Specifics
1. Unser pädagogischer Alltag
1.1 Spielen
In den ersten drei Lebensjahren lernen Kinder so schnell, so intensiv und so umfassend wie nie wieder in ihrem Leben. Dem Spiel kommt in der Krippe eine große Bedeutung zu. Es ist die wichtigste Erfahrungs-, Ausdrucks- und Lernform. Spielend setzen sich die Kinder mit Menschen, Dingen und Situationen auseinander. Spiel ist Phantasie, gemeinsames und individuelles Handeln, Lernen, Umgang mit Materialien, Entdecken, Experimentieren. Spiel ermöglicht Beziehungen aufzubauen, Bestätigung und Kontakt zu erleben sowie das Erproben von Kommunikations- und Verständigungsformen. Spiel ist ein unmittelbares Bedürfnis für Kinder.
Die anregungsreiche Umgebung der Krippe bietet entsprechende Anreize. Klar erkennbare Strukturen im Raum, ein überschaubares Angebot an Spielmaterial und eine teilweise Gruppenöffnung unterstützen die Kinder beim Entwickeln eigener Spielthemen. Die Spielmaterialien sind für die Kinder frei zugänglich in den Räumen vorhanden. Wir, die pädagogischen Fachkräfte stellen uns den Kindern als Ansprechpartner zur Verfügung. Wir initiieren, begleiten, regen an, fördern Kontakte zwischen den Kindern und lassen sie bei Bedarf auch unbeobachtet und ungestört spielen. Dies bedeutet auch, dass Kinder in unserer Krippe auch alleine im Nebenraum sowie im Bad sein und in Kleingruppen alleine in der Halle oder im Garten spielen dürfen.
1.2 Ruhezeit
Nach dem Mittagessen gehen die Kinder ausgezogen (in Bodys/Unterwäsche) in den Schlafraum. Hier hat jedes Kind seinen eigenen Schlafplatz. Je nach Alter oder Schlafgewohnheiten liegen die Kinder in Betten, Reisebetten oder auf Matratzen. Bettwäsche und Schlafsack/Bettdecke bringen die Eltern von zu Hause mit, ebenso wie die individuellen Schlafhilfen (Kuscheltier, Kuscheltuch, Schnuller etc.).
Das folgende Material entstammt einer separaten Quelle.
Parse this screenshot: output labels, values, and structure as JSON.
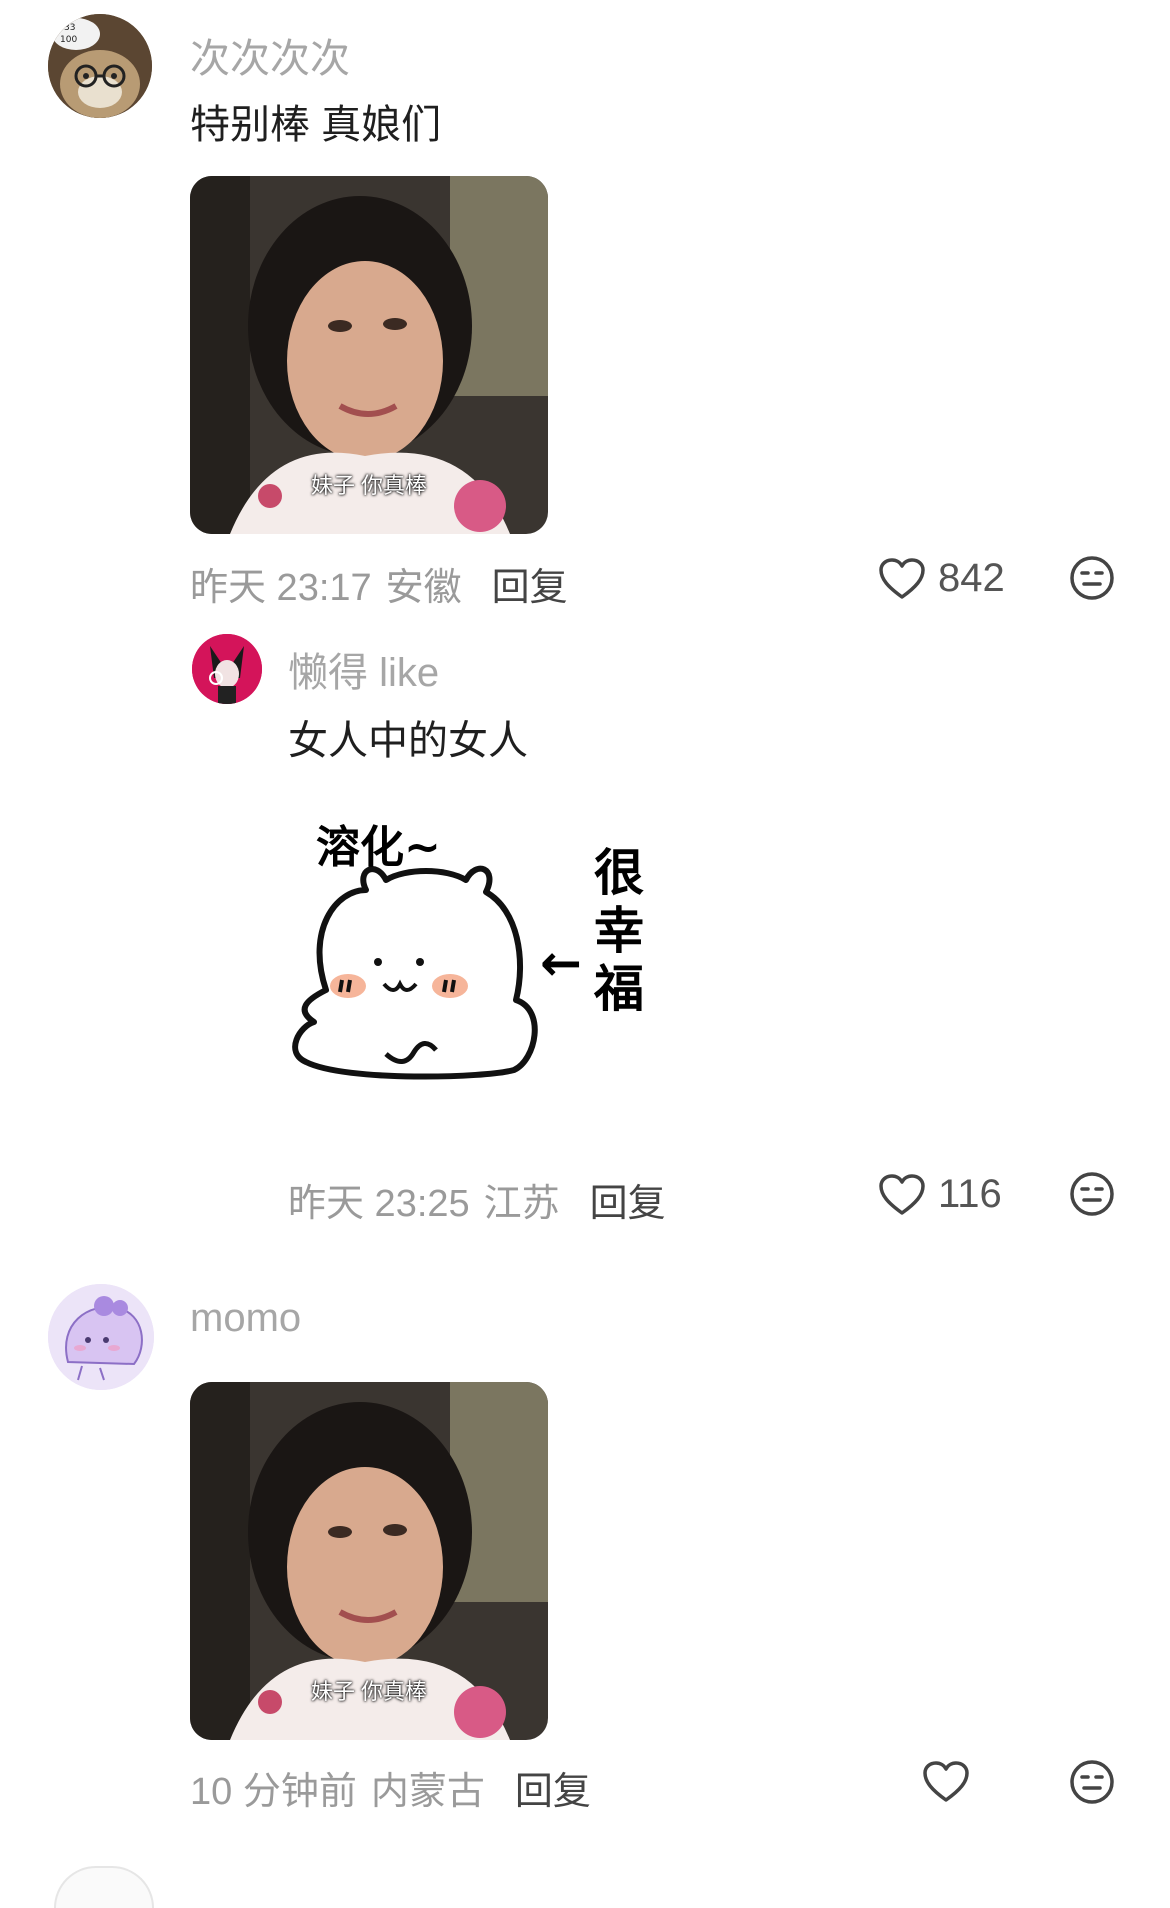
{
  "comments": [
    {
      "username": "次次次次",
      "text": "特别棒 真娘们",
      "image_subtitle": "妹子 你真棒",
      "time": "昨天 23:17",
      "location": "安徽",
      "reply_label": "回复",
      "likes": "842",
      "avatar_badge": [
        "33",
        "100"
      ]
    },
    {
      "username": "懒得 like",
      "text": "女人中的女人",
      "sticker": {
        "top_text": "溶化~",
        "side_text": [
          "很",
          "幸",
          "福"
        ],
        "arrow": "←"
      },
      "time": "昨天 23:25",
      "location": "江苏",
      "reply_label": "回复",
      "likes": "116"
    },
    {
      "username": "momo",
      "text": "",
      "image_subtitle": "妹子 你真棒",
      "time": "10 分钟前",
      "location": "内蒙古",
      "reply_label": "回复",
      "likes": ""
    }
  ],
  "colors": {
    "username": "#a6a6a6",
    "text": "#1f1f1f",
    "meta": "#9a9a9a",
    "avatar2_bg": "#d4145a",
    "avatar3_bg": "#ece4f8"
  }
}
Regelmäßig wird die Bettwäsche zum Waschen mitgegeben, so dass diese nach dem vertrauten Zuhause riecht. Uns ist wichtig, dass die Kinder in einer ruhigen und entspannten Atmosphäre zum Schlafen gehen. Die Pädagogen sind mit im Raum bis alle Kinder eingeschlafen sind, anschließend befinden sie sich mit dem Babyphone im angrenzenden Gruppenraum. Kinder die nicht mehr einschlafen, dürfen nach einer Ruhezeit wieder im Gruppenraum ruhig spielen. Grundsätzlich können alle Kinder so lange schlafen, bis sie von alleine aufwachen, sie werden von uns nicht geweckt. Erholung ist ein Grundbedürfnis, welches wir den Kindern nicht verwehren, auch nicht wenn sie einen individuellen Schlafrhythmus (z. B. Vormittagsschlaf) haben. Wer wach ist darf selbständig in den Gruppenraum kommen oder wird von den Pädagogen abgeholt.
1.3 Wickeln und Hygiene
Beim Wickeln ist es uns wichtig, die Intimsphäre der Kinder zu schützen. So warten wir z.B. ab bis „Fremde“ (andere Eltern, kurzzeit Praktikanten etc.) das Bad verlassen oder schließen die Tür zum Flur, wenn sich dort Personen aufhalten. Jede neue Mitarbeiter/in bekommt bei jedem einzelnen Kind eine behutsame Eingewöhnung bei der Wickelsituation. Wir begleiten unser Tun sprachlich, damit die Kinder wissen was geschieht und binden sie aktiv mit ein. („Popo hochheben“, „Gib mir doch mal die Feuchttücher“ etc.) Ebenso kann diese Zeit auch für Kribbelspiele oder –lieder genutzt werden. Die Kinder dürfen mitentscheiden wer sie wickeln darf. Um allergischen Reaktionen vorzubeugen bringen die Eltern Windeln, Feuchttücher etc. von zuhause mit. Die Kinder werden bei uns jederzeit nach Bedarf gewickelt.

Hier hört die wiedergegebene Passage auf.